The book is written by Paul Pry, a pseudonym for Thomas Burke (1886-1945). Born in Clapham and raised in Poplar, Burke considered himself a true Londoner by birth and in spirit. He was a keen observer and recorder of city life, and particularly of its working classes. His most famous work, published in 1916, was Limehouse Nights. The book was published by George Routledge & Sons, a reputable publisher that was established in 1836 and still publishes today. I have no idea whether they realised what exactly they were publishing, but if they did, then good on them!
Can you tell us about some of the entries you found particularly interesting?
Aside from the encyclopaedic knowledge of every London district and its attendant lavatory, the book also alludes to the possible dangers that the visitor might encounter. Pry tells us that, “they set watchers on an ill-served spot (and) note the number of pedestrians passing.” These veiled references to the perils of cottaging highlight the very real difficulties in negotiating sex for gay men in the past.
I doubt whether many of the cottages mentioned remain in existence, do they?
Whilst I haven’t conducted a full tour of the guide, there are definitely some still in existence, most notably the one on Broadwick Street in Soho, where, Pry tells us one can “find full service,” and I believe is still thriving today!
Can you tell us more about the new LGBTQI list from Muswell Press?
There are two strands to the list – the first is to re-issue queer classics, such as For Your Convenience, that still have resonance today, and the second is to publish queer writing from either established or debut novelists. Queer writing is woefully under-published and I’m keen to read and publish quality writing from all queer backgrounds, especially stories that consider what it means to be queer today.
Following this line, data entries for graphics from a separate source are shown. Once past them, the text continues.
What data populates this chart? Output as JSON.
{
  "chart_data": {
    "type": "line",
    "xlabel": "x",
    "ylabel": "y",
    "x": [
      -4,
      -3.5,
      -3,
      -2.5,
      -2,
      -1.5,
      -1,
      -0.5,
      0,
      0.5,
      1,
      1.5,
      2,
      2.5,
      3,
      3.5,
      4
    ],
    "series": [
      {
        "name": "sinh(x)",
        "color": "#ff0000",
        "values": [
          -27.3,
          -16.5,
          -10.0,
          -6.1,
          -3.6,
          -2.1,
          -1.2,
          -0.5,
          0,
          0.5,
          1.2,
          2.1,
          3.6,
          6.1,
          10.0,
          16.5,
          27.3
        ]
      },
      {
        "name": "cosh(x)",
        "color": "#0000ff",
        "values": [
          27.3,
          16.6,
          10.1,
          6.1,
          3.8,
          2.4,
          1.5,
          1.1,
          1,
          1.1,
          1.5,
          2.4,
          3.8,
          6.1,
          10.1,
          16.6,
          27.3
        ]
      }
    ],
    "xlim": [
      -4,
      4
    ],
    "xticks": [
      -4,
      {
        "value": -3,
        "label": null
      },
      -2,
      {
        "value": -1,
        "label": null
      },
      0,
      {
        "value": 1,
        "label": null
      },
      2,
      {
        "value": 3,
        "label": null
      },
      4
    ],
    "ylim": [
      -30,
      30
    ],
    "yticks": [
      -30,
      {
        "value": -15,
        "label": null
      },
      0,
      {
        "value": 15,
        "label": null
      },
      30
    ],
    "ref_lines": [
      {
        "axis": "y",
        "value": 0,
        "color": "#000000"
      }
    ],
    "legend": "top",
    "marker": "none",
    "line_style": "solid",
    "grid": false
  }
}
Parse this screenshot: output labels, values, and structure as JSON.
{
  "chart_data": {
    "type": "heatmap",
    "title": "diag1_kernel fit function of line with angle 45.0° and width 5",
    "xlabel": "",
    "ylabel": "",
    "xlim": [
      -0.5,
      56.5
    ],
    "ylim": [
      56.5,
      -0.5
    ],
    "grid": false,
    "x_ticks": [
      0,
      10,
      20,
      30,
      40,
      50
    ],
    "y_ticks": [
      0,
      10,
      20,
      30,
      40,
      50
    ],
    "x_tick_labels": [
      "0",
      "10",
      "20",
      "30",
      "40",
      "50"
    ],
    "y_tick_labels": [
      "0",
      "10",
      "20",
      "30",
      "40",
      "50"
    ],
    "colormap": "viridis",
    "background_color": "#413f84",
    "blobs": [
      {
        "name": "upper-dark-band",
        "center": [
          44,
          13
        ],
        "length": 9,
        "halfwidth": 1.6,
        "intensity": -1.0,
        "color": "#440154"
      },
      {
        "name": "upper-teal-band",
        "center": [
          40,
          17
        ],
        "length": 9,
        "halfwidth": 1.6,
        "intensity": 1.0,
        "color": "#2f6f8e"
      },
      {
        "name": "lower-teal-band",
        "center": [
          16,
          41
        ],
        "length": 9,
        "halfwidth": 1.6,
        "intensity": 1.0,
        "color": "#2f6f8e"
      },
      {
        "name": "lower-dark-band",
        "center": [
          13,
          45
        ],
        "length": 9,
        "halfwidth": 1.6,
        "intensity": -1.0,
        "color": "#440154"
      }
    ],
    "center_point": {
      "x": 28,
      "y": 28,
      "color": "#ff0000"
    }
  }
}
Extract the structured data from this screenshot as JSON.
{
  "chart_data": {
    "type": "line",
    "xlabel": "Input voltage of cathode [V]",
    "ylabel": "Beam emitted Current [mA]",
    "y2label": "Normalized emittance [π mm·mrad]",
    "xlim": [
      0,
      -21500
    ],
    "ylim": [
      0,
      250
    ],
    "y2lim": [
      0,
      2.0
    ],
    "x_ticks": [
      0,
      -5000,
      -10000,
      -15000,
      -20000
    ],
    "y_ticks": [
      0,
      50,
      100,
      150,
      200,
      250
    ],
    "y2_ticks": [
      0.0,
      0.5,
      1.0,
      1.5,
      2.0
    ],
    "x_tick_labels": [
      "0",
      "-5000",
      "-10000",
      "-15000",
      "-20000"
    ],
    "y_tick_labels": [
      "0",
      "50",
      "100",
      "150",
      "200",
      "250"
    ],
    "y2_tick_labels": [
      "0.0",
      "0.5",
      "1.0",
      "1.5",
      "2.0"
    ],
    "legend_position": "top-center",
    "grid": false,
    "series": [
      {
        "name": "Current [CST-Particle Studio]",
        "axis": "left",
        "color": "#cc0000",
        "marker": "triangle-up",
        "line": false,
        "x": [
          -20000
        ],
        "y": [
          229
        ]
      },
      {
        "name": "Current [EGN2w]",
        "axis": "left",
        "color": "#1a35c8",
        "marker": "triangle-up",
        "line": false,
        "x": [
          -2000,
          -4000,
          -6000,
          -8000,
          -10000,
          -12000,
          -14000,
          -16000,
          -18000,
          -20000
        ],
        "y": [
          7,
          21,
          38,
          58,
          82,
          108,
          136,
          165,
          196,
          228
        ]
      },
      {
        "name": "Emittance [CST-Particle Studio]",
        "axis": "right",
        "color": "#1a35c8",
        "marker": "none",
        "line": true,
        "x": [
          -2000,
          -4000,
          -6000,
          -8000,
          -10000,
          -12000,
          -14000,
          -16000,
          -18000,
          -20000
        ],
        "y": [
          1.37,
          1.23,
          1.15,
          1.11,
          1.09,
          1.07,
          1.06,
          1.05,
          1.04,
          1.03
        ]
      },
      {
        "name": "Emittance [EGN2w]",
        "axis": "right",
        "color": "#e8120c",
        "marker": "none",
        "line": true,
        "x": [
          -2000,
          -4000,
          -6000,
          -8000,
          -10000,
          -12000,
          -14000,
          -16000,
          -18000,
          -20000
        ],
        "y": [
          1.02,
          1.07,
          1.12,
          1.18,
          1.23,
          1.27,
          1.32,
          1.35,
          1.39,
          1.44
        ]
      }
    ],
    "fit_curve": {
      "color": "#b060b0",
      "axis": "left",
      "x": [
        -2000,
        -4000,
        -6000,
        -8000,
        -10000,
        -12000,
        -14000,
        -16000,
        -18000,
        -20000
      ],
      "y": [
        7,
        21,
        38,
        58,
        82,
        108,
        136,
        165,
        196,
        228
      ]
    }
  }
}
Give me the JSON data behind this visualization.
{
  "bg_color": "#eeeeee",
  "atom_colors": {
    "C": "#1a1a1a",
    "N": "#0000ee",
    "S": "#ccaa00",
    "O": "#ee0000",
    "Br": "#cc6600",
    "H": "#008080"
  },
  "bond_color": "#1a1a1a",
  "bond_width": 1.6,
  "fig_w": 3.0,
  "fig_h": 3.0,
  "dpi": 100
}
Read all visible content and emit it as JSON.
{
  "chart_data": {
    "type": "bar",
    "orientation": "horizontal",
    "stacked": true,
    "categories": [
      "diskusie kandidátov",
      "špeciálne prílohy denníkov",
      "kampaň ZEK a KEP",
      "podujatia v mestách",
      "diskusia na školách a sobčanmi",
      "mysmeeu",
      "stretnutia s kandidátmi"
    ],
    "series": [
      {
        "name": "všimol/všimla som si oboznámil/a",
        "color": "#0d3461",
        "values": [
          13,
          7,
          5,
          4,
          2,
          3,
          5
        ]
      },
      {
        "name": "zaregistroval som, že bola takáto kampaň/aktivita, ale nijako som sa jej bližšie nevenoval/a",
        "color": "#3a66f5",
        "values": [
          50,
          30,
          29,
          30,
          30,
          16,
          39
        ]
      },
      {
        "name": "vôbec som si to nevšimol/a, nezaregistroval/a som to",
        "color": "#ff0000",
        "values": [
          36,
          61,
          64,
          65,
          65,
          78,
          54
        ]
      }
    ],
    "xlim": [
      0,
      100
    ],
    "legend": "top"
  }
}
In that way, both strands of the publishing programme work together – I like the idea of queer literature from both past and present working synchronously with each other.
You’ve had quite a career in selling books, including LGBT titles, can you tell us about that?
I worked for many years as the Fiction Buyer for WH Smith Travel which primarily consisted of selecting all the new and backlist fiction for the Airport and Railway stores across the UK. I’m most proud of the ‘Fresh Talent’ promotion that I curated for the company. Each quarter I would select twelve debut or emerging writers and promote their books heavily in store. In every selection there were always some fabulous queer titles, including Guapa (Saleem Haddad), The Wicked Cometh (Laura Carlin), What Belongs To You (Garth Greenwell), The House of Impossible Beauties (Joseph Cassara), and My Cat Yugoslavia by Pajtim Statovci. I’m proud to have promoted and sold thousands of copies of these novels that elsewhere may not have received such exposure.
Can you tell us more about the new title The Lure by Felice Picano?
Felice Picano was one of the original and founding members of The Violet Quill, the foremost post-Stonewall gay writing movement, whose other members included Edmund White (‘A Boy’s Own Story’) and Andrew Holleran (‘Dancer from the Dance’). The Lure was first published in 1979 and was a huge success, particularly in the States. It’s a gritty and powerful gay thriller which has lost none of its razor-edge today. Muswell Press are both proud and delighted to be re-issuing the novel and acknowledging Felice’s contribution to gay literature.
And next April you have a new title The Ministry of Guidance by Golnoosh Nour about life for gay Iranians?
This is a hugely exciting book for Muswell Press: a bold, fresh and disruptive series of stories that chart the queer experience through a culturally diverse lens. Noor is an acute observer of how the human spirit fights repressions. The tone is wry and often darkly humorous. She is definitely a writer to watch!